Heute stehen alle lebenden Kauri-Bäume unter strengem Naturschutz und dürfen nicht kommerziell geschlagen werden. Eine Ausnahme bildet das sogenannte Sumpf-Kauri (Swamp Kauri) – prähistorische Bäume, die bis zu 50.000 Jahre in Torfmooren unter Luftabschluss konserviert wurden. Dieses teilweise verfärbte, aber exzellent erhaltene Holz wird geborgen und zu exklusiven, hochpreisigen Kunst- und Möbelstücken verarbeitet.
Interessante Fakten
Die indigene Kultur der Māori misst gewaltigen Exemplaren von Agathis australis eine herausragende spirituelle Bedeutung bei. In ihren Schöpfungslegenden gelten die massiven Baumriesen als die mächtigen Beine von Tāne Mahuta, dem Gott des Waldes, der Himmel und Erde voneinander drückte, um Licht und Leben auf die Welt zu bringen.

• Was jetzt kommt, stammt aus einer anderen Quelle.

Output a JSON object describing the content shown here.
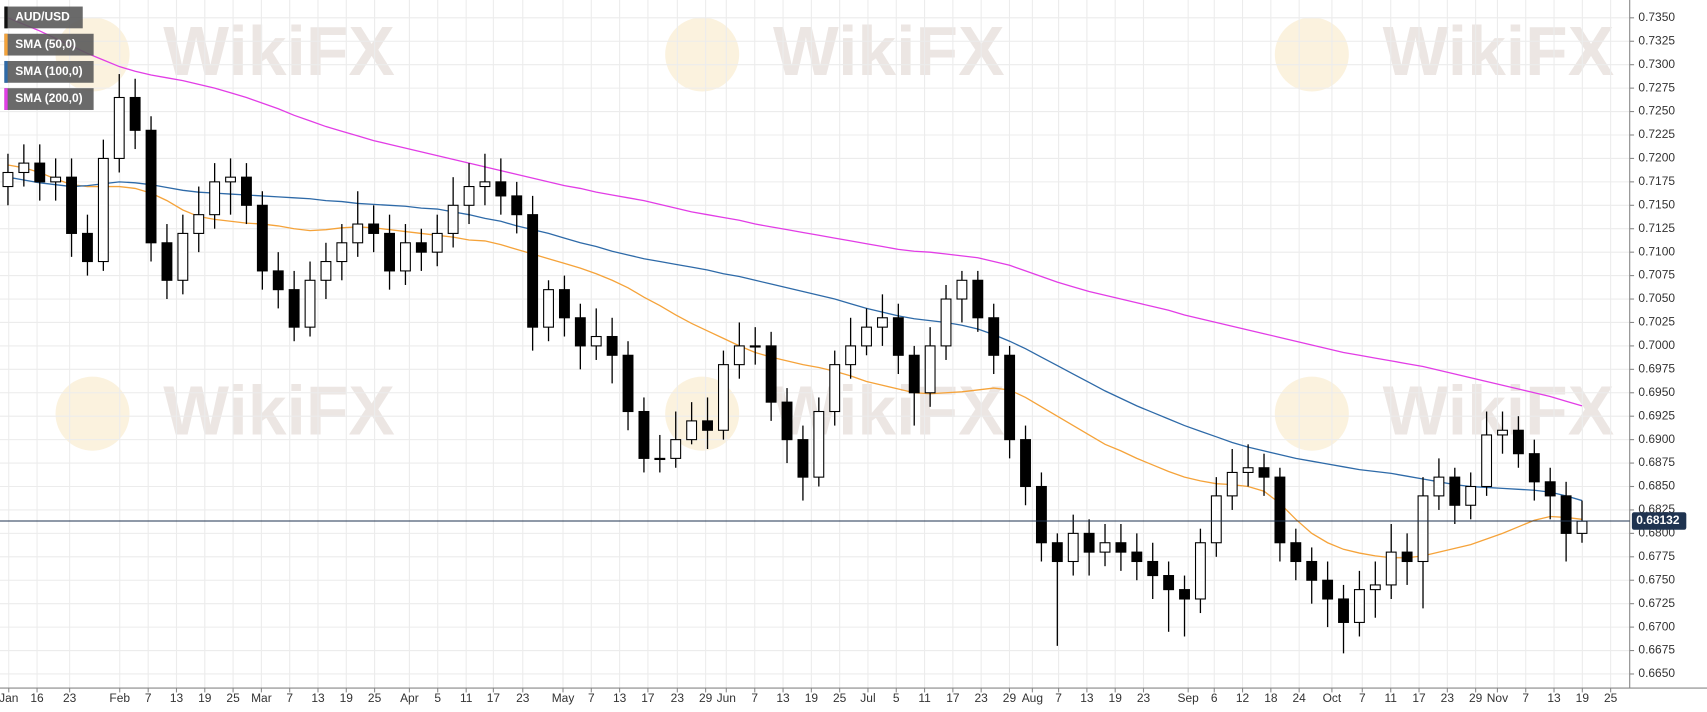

- Tāne Mahuta: Dieses im Waipoua-Wald stehende Exemplar, benannt nach dem Gott des Waldes, ist der derzeit größte lebende Kauri-Baum der Erde. Sein Alter wird auf rund 1.500 bis 2.000 Jahre geschätzt.
- Te Matua Ngahere: Bekannt als der „Vater des Waldes“, besitzt dieser Baumriese den absolut größten Stammumfang seiner Art und gehört zu den ältesten bekannten Bäumen Neuseelands.
- Klimaarchiv der Antike: Anhand der Jahresringe lebender und konservierter Kauri-Stämme konnten Wissenschaftler eine Dendrochronologie erstellen, die mehr als 4.500 Jahre zurückreicht und eine Schlüsselrolle in der Erforschung der historischen Klimaschwankungen der Südhalbkugel spielt.
- Gefährdung durch Erreger: Eine der gravierendsten existenziellen Bedrohungen für die Bestände ist heute die von dem pilzähnlichen Erreger Phytophthora agathidicida verursachte Wurzelfäule, die in Neuseeland als „Kauri Dieback“ (Kauri-Sterben) bekannt ist.